To use the template code, a single WCS that encompasses all input data is needed, instead of having a separate tangent-plane WCS for each tract. A discrete skymap is therefore created for the input data, producing one tract with a single WCS projection. A bounding box is then defined in these new coordinates, centered on the brightest cluster galaxy (BCG) and spanning the specified width.
With this setup, images are generated per band by combining the inputs that fall within the bounding box.
The GetTemplateTask
creates coadds for each band, which are then combined into a final RGB mosaic.
First, make a skymap which contains all input data usingthe MakeDiscreteSkyMapTask()
task.
Override the default MakeDiscreteSkyMapTask()
configuration values and replace with those adecuate for LSSTComCam, in particular, the pixel scale and the World Coordinate System (WCS) projection.
Use the BCG location to obtain the pixel scale. Get the WCS of the patch and tract where the BCG is located. From the 300 DP1 tutorials, the patch and tract numbers are 10463 and 62, respectively,
bcg_data_ref = next(
ref for ref in tract_container
if ref.dataId["tract"] == 10463 and ref.dataId["patch"] == 62
)
wcs_bcg = butler.get(bcg_data_ref.makeComponentRef('wcs'))
bcg_point = SpherePoint(ra_bcg * degrees,
dec_bcg * degrees)
plate_scale_bcg = wcs_bcg.getPixelScale(Point2D(bcg_point)).asArcseconds()
Define an instance of the configuration class and override the plate scale.
discrete_skymap_config = MakeDiscreteSkyMapTask().ConfigClass()
discrete_skymap_config.skyMap.pixelScale = plate_scale_bcg
Set the WCS projection. The WCS of deep_coadd images are TAN projections (see the DP1 documentation).

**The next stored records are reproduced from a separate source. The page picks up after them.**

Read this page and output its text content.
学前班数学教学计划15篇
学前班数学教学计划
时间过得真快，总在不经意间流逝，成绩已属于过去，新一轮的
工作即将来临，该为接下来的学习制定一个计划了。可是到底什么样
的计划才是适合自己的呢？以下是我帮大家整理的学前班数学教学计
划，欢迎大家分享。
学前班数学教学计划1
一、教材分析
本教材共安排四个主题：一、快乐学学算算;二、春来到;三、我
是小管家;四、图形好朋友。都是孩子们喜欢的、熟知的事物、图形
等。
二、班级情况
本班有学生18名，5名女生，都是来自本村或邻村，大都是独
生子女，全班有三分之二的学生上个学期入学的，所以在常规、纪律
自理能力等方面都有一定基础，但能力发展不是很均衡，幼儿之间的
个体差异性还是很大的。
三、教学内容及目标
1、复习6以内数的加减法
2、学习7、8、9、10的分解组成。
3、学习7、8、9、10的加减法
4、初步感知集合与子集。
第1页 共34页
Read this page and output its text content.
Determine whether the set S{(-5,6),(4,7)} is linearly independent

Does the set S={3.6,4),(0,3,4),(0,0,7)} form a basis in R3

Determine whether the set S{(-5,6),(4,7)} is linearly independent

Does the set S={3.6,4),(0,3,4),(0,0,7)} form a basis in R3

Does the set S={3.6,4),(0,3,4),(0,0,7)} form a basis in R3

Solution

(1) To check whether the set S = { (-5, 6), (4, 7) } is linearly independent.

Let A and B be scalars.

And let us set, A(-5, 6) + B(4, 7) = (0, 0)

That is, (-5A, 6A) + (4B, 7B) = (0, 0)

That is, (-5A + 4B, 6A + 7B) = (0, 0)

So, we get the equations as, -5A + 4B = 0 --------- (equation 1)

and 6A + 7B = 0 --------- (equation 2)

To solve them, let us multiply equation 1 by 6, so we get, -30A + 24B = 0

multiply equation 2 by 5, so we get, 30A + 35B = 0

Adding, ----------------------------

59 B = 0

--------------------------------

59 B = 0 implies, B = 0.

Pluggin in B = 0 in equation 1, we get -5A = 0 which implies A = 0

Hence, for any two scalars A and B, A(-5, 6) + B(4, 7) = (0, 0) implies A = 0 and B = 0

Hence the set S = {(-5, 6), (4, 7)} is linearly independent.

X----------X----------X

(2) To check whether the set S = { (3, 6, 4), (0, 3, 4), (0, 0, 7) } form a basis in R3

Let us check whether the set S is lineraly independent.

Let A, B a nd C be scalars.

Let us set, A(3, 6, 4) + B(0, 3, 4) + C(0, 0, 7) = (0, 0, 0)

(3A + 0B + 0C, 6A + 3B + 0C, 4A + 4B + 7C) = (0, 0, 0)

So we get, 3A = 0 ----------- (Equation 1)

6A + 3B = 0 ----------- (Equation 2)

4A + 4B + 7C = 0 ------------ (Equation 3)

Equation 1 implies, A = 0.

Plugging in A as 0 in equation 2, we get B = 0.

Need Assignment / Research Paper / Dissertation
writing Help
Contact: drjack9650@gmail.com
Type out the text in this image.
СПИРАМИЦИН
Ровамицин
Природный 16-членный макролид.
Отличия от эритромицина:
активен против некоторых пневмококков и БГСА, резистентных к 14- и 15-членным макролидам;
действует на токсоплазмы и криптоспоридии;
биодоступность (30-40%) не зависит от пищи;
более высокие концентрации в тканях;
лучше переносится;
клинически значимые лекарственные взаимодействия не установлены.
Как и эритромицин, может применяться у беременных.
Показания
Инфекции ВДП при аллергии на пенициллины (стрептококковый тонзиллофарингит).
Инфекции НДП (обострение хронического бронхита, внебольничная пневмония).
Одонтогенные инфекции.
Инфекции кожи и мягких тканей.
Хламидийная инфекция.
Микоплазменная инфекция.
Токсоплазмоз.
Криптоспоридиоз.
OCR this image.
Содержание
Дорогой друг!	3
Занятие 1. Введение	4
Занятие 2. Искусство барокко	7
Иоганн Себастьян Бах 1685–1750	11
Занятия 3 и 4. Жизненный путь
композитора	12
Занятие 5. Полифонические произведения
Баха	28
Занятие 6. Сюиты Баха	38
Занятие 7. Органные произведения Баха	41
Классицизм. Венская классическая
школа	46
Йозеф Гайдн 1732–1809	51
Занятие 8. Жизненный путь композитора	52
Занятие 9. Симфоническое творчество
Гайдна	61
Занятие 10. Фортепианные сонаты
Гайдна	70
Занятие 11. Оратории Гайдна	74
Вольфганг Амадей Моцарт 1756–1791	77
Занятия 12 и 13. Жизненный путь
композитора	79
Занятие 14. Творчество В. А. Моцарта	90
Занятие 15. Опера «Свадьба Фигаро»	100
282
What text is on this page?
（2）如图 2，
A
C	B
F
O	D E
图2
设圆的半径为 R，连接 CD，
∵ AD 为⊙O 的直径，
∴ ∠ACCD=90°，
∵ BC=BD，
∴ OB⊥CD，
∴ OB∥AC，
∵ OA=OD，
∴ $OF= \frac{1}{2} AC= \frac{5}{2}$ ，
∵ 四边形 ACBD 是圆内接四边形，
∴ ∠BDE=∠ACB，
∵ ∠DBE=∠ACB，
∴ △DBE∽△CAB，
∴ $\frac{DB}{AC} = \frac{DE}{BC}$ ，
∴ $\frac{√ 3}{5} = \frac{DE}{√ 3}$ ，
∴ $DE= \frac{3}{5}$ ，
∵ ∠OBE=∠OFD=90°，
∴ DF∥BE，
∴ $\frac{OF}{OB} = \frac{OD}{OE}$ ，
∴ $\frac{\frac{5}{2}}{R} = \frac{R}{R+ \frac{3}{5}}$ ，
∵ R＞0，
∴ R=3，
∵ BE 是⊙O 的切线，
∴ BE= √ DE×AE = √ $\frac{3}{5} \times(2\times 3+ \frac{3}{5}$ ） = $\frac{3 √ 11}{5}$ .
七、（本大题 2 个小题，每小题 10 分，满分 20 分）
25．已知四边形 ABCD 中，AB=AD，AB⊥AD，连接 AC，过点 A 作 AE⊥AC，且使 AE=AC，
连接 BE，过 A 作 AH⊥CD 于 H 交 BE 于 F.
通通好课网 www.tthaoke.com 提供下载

discrete_skymap_config.skyMap.projection = 'TAN'
new_skymap = MakeDiscreteSkyMapTask(config=discrete_skymap_config).run(position_container).skyMap
lsst.makeDiscreteSkyMap INFO: Extracting bounding boxes of 12 images
lsst.makeDiscreteSkyMap INFO: Computing spherical convex hull
lsst.makeDiscreteSkyMap INFO: tract 0 has corners (38.184, 6.694), (37.513, 6.694), (37.512, 7.360), (38.184, 7.360) (RA, Dec deg) and 3 x 3 patches
Get the new wcs from the single tract discrete skymap.
new_wcs = new_skymap[0].wcs
Create a bounding box in the new WCS coordinates that is centered on the BCG and has the width defined above.
small_box = Box2I(
Point2I(new_wcs.skyToPixel(SpherePoint(ra_bcg - box_size_deg,
dec_bcg - box_size_deg, degrees))),
Point2I(new_wcs.skyToPixel(SpherePoint(ra_bcg + box_size_deg,
dec_bcg + box_size_deg, degrees))),
)
Loop over bands to create images that are combinations of the inputs contained
within the defined box.
Note that the run
method modifies the bounding box in place, so a copy is made.
getTemplateTask = GetTemplateTask()
coadds = {}
for band, mapping in sorted_data.items():
small_box_copy = Box2I(small_box)
new_image = getTemplateTask.run(
coaddExposures={
tract: [butler.get(ref) for ref in refs] for tract, refs in mapping.items()
},
bbox=small_box_copy,
wcs=new_wcs,
dataIds={tract: [ref.dataId for ref in refs] for tract, refs in mapping.items()},
physical_filter=band,
).template
coadds[band] = new_image
Adjust the shadow
and luminance
parameters slightly, and redefine the task so the changes take place.
pretty_pic_config.luminanceConfig.shadow = 0.15
pretty_pic_config.luminanceConfig.midtone = 0.3
task = PrettyPictureTask(config=pretty_pic_config)
Run the task to make the image.
mosaic_image = task.run(coadds).outputRGB
Display the image.
display_image_array(mosaic_image, name="Abell 360")
Figure 2:
gri
color-composite big cutout of galaxy cluster Abell 360.